Comms and navigation are a lot further down the list for most SEALs. But they’re necessary jobs. The worst school you can send someone to has to do with intel. People hate that. They joined the SEALs to kick down doors, not to gather intelligence. But everyone has a role.

Of course, some people like to fall out of planes, and swim with the sharks.

Sickos.

T
he dispersal of talent may have helped the Team in general, but as platoon LPO I was concerned about getting the best guys over to Delta with me.

The master chief in charge of the personnel arrangements was working everything out on an organizational chart that had been set up on a big magnetic board. One afternoon, while he was out, I snuck into his office and rearranged things. Suddenly, everyone who was anyone in Charlie was now assigned to Delta.

My changes had been a little too drastic, and as soon as the master chief got back, my ears started ringing even more than normal.

“Don’t
ever
go into my office when I am not here,” he told me as soon as I reported to him. “Don’t touch my board.
Ever
.”

Well, truth is, I did go back.

I knew he’d catch anything drastic, so I made one little switch and got Dauber into my platoon.
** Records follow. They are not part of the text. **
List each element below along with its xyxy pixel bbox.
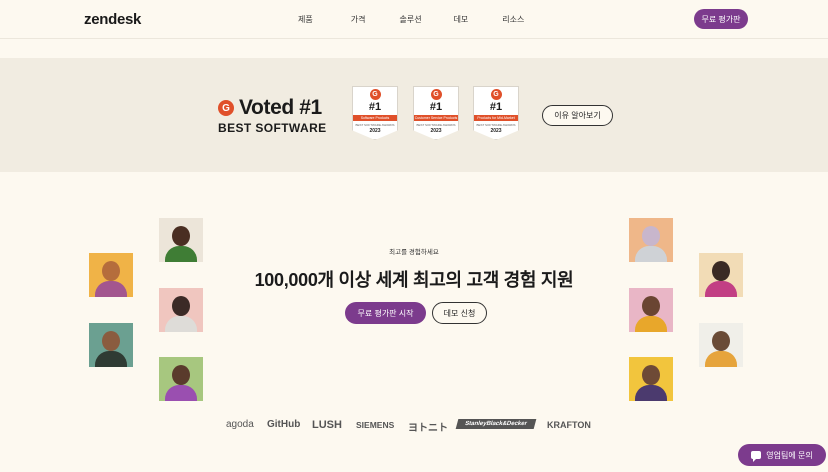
voted-title: Voted #1: [239, 96, 322, 119]
stanley-logo: StanleyBlack&Decker: [455, 419, 537, 429]
g2-logo-icon: G: [218, 100, 234, 116]
main-nav: 제품 가격 솔루션 데모 리소스: [298, 14, 562, 25]
badge-category: Software Products: [353, 115, 397, 121]
github-logo: GitHub: [267, 419, 301, 430]
hero-headline: 100,000개 이상 세계 최고의 고객 경험 지원: [254, 270, 574, 290]
customer-photo: [89, 323, 133, 367]
contact-sales-button[interactable]: 영업팀에 문의: [738, 444, 826, 466]
customer-photo: [629, 288, 673, 332]
nav-item-solutions[interactable]: 솔루션: [399, 14, 421, 25]
customer-photo: [629, 357, 673, 401]
nav-item-pricing[interactable]: 가격: [351, 14, 366, 25]
learn-why-button[interactable]: 이유 알아보기: [542, 105, 613, 126]
badge-subtitle: BEST SOFTWARE AWARDS: [476, 123, 516, 127]
g2-badge-icon: G: [369, 89, 381, 100]
zendesk-logo[interactable]: zendesk: [84, 11, 141, 28]
chat-icon: [751, 451, 762, 462]
top-header: zendesk 제품 가격 솔루션 데모 리소스 무료 평가판: [0, 0, 828, 38]
customer-photo: [159, 288, 203, 332]
badge-subtitle: BEST SOFTWARE AWARDS: [416, 123, 456, 127]
best-software-label: BEST SOFTWARE: [218, 121, 327, 135]
krafton-logo: KRAFTON: [547, 420, 591, 430]
free-trial-button[interactable]: 무료 평가판: [694, 9, 748, 29]
lush-logo: LUSH: [312, 419, 342, 431]
badge-rank: #1: [368, 101, 382, 113]
request-demo-button[interactable]: 데모 신청: [432, 302, 487, 324]
g2-badge-mid-market: G #1 Products for Mid-Market BEST SOFTWA…: [473, 86, 519, 140]
g2-badge-icon: G: [490, 89, 502, 100]
g2-badge-customer-service: G #1 Customer Service Products BEST SOFT…: [413, 86, 459, 140]
nav-item-resources[interactable]: 리소스: [502, 14, 524, 25]
voted-heading: G Voted #1: [218, 96, 322, 120]
badge-rank: #1: [489, 101, 503, 113]
badge-year: 2023: [430, 128, 442, 134]
badge-subtitle: BEST SOFTWARE AWARDS: [355, 123, 395, 127]
siemens-logo: SIEMENS: [356, 420, 395, 430]
start-free-trial-button[interactable]: 무료 평가판 시작: [345, 302, 426, 324]
badge-category: Customer Service Products: [414, 115, 458, 121]
contact-sales-label: 영업팀에 문의: [766, 450, 813, 460]
customer-photo: [159, 357, 203, 401]
nav-item-demo[interactable]: 데모: [454, 14, 469, 25]
badge-year: 2023: [490, 128, 502, 134]
customer-logos: agoda GitHub LUSH SIEMENS ヨトニト StanleyBl…: [0, 415, 828, 435]
g2-badge-software-products: G #1 Software Products BEST SOFTWARE AWA…: [352, 86, 398, 140]
nav-item-products[interactable]: 제품: [298, 14, 313, 25]
hero-eyebrow: 최고를 경험하세요: [389, 249, 439, 256]
customer-photo: [699, 323, 743, 367]
g2-badge-icon: G: [430, 89, 442, 100]
badge-year: 2023: [369, 128, 381, 134]
agoda-logo: agoda: [226, 419, 254, 430]
etoeto-logo: ヨトニト: [408, 423, 448, 434]
badge-rank: #1: [429, 101, 443, 113]
badge-category: Products for Mid-Market: [474, 115, 518, 121]
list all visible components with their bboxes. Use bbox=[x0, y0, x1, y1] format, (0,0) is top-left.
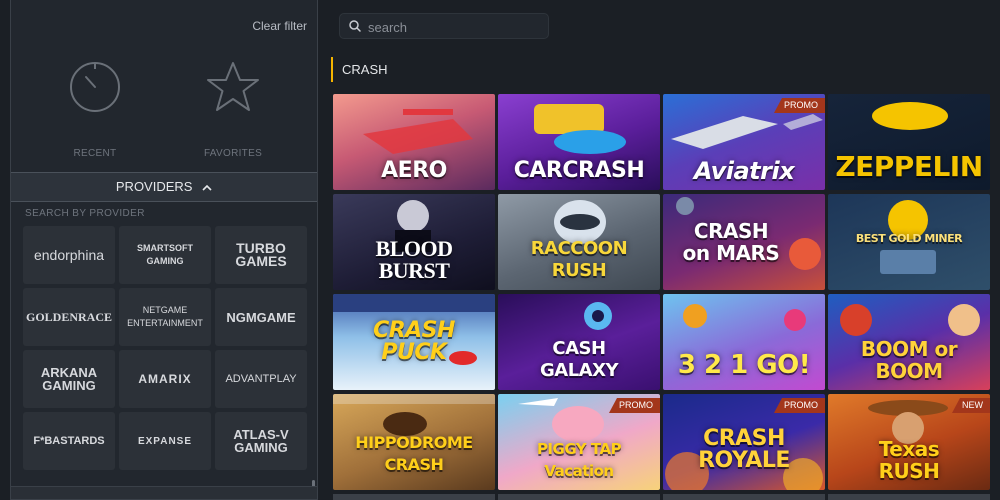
recent-filter[interactable]: RECENT bbox=[35, 60, 155, 159]
provider-name: GOLDENRACE bbox=[25, 309, 112, 324]
game-search[interactable] bbox=[339, 13, 549, 39]
promo-badge: PROMO bbox=[608, 398, 660, 413]
provider-name: ARKANA GAMING bbox=[40, 365, 98, 393]
game-tile-boom-or-boom[interactable]: BOOM or BOOM bbox=[828, 294, 990, 390]
filter-panel: Clear filter RECENT FAVORITES PROVIDERS … bbox=[10, 0, 318, 500]
provider-name: NETGAME ENTERTAINMENT bbox=[127, 305, 203, 328]
provider-name: NGMGAME bbox=[226, 309, 296, 325]
provider-tile-endorphina[interactable]: endorphina bbox=[23, 226, 115, 284]
game-title: Texas RUSH bbox=[878, 437, 940, 483]
game-grid: AERO CARCRASH Aviatrix PROMO ZEPPELIN BL… bbox=[333, 94, 990, 490]
game-title: CASH GALAXY bbox=[539, 338, 619, 381]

I needed a good sniper and corpsman. The master chief apparently never noticed it, or at least didn’t change it.

I had my answer ready in case I was caught: “I did it for the good of the Navy.”

Or at least Delta Platoon.

S
till recovering from knee surgery, I couldn’t actually take part in a lot of the training for the first few months the platoon was together. But I kept tabs on my guys, watching them when I could. I hobbled around the land warfare sessions, observing the new guys especially. I wanted to know who I was going to war with.

I was just about back into shape when I got into a pair of fights, first the one in Tennessee I mentioned earlier, where I was arrested, and then another near Fort Campbell where, as my son put it, “some guy decided to break his face on my daddy’s hand.”

“Some guy” also broke my hand in the process.

My platoon chief was livid.

“You’ve been out with knee surgery, we get you back, you get arrested, now you break your hand. What the fuck?”

There may have been a few other choice words thrown in there as well. They may also have continued for quite a while.

T
hinking back, I did seem to get into a number of fights during this training period. In my mind, at least, they weren’t my fault—in that last case, I was on my way out when the idiot’s girlfriend tried picking a fight with my friend, a SEAL. Which was absolutely as ridiculous in real life as it must look on the printed page.